Six ans de présence du poisson-lion dans les eaux de Saint-Martin

Octavi de Lloà
Par Octavi de Lloà juillet 24, 2016 20:16

Six ans de présence du poisson-lion dans les eaux de Saint-Martin

Le 27 juillet 2010, lors d’une conférence de presse à la préfecture de Saint-Barthélemy et de Saint-Martin, le préfet Jacques Simonnet et Romain Renoux, alors directeur de la Réserve Naturelle, avaient officiellement indiqué la présence de la rascasse volante, ou poisson-lion, dans les eaux des îles du Nord. Six ans après, petit rappel historique et quid de la présence de ce prédateur dans nos eaux.

Spécimen de poisson-lion pêché par le personnel de la Réserve Naturelle de Saint-Martin.

Spécimen de poisson-lion pêché par le personnel de la Réserve Naturelle de Saint-Martin.

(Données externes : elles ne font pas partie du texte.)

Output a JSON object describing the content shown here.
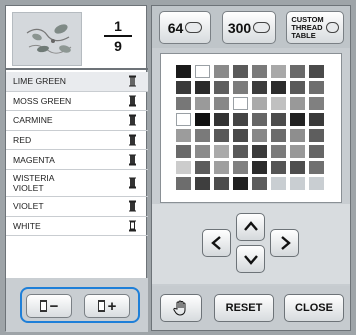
{
  "preview": {
    "page_current": "1",
    "page_total": "9"
  },
  "thread_list": [
    {
      "name": "LIME GREEN",
      "spool": "light"
    },
    {
      "name": "MOSS GREEN",
      "spool": "dark"
    },
    {
      "name": "CARMINE",
      "spool": "dark"
    },
    {
      "name": "RED",
      "spool": "dark"
    },
    {
      "name": "MAGENTA",
      "spool": "dark"
    },
    {
      "name_line1": "WISTERIA",
      "name_line2": "VIOLET",
      "spool": "dark"
    },
    {
      "name": "VIOLET",
      "spool": "dark"
    },
    {
      "name": "WHITE",
      "spool": "white"
    }
  ],
  "top_buttons": {
    "b64": "64",
    "b300": "300",
    "custom": [
      "CUSTOM",
      "THREAD",
      "TABLE"
    ]
  },
  "bottom_buttons": {
    "reset": "RESET",
    "close": "CLOSE"
  },
  "spool_buttons": {
    "remove": "−",
    "add": "+"
  }
}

En 1992, lors d’un cyclone, six poissons-lions s’échappent d’un aquarium de Floride. De 1992 à 2007, l’invasion des rascasses volantes s’est répandue jusqu’en Caroline du Nord avant de s’implanter aux Bermudes, pour arriver ensuite aux Bahamas. Le poisson-lion a touché ensuite les côtes de Cuba et de Turks and Caicos.

Une propagation due principalement aux courants marins, mais aussi aux prédispositions reproductrices de l’espèce dont la maturité sexuelle est atteinte à 9 cm pour les mâles et 18 cm pour les femelles. Une femelle qui, tous les 4 jours, peut pondre 30 000 œufs qui vont ensuite être entraînés par les courants.

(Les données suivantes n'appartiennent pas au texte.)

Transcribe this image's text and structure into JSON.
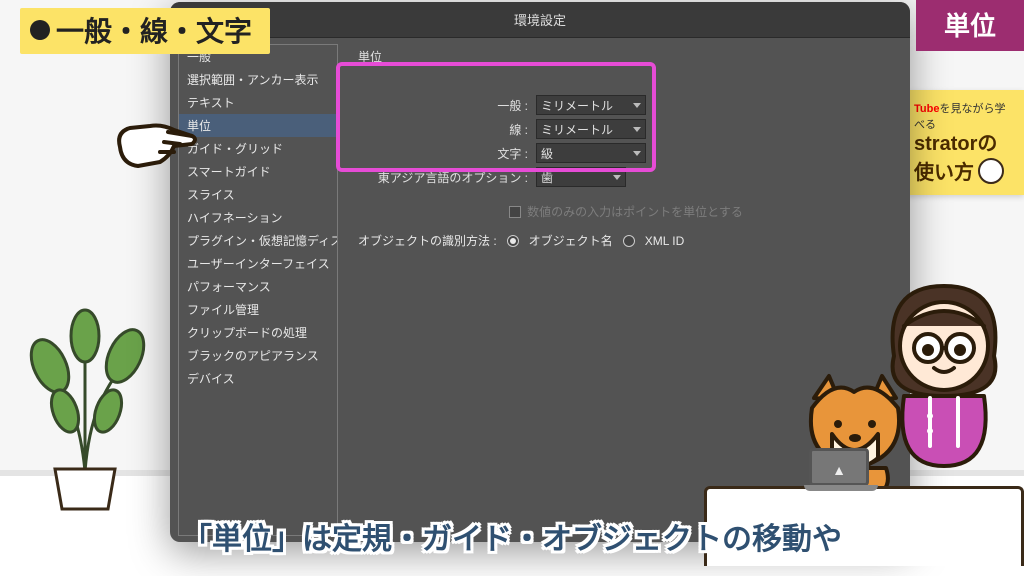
{
  "topic": "一般・線・文字",
  "right_badge": "単位",
  "promo": {
    "line1_prefix": "Tube",
    "line1_suffix": "を見ながら学べる",
    "line2": "stratorの",
    "line3": "使い方"
  },
  "dialog": {
    "title": "環境設定",
    "panel_title": "単位",
    "sidebar": [
      "一般",
      "選択範囲・アンカー表示",
      "テキスト",
      "単位",
      "ガイド・グリッド",
      "スマートガイド",
      "スライス",
      "ハイフネーション",
      "プラグイン・仮想記憶ディスク",
      "ユーザーインターフェイス",
      "パフォーマンス",
      "ファイル管理",
      "クリップボードの処理",
      "ブラックのアピアランス",
      "デバイス"
    ],
    "selected_index": 3,
    "rows": {
      "general": {
        "label": "一般 :",
        "value": "ミリメートル"
      },
      "stroke": {
        "label": "線 :",
        "value": "ミリメートル"
      },
      "type": {
        "label": "文字 :",
        "value": "級"
      },
      "east": {
        "label": "東アジア言語のオプション :",
        "value": "歯"
      }
    },
    "numbers_note": "数値のみの入力はポイントを単位とする",
    "id_label": "オブジェクトの識別方法 :",
    "id_opt1": "オブジェクト名",
    "id_opt2": "XML ID"
  },
  "subtitle": "「単位」は定規・ガイド・オブジェクトの移動や"
}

La prolifération du poisson-lion stagne

Le 20 juillet 2010, la présence d’un spécimen avait été constatée à Grand-Case et capturé deux jours plus tard par deux membres de la Réserve Naturelle, avait précisé Romain Renoux. Un autre poisson-lion avait été également pris par l’équipe du Marine Park, sur le site The Bridge, en partie hollandaise.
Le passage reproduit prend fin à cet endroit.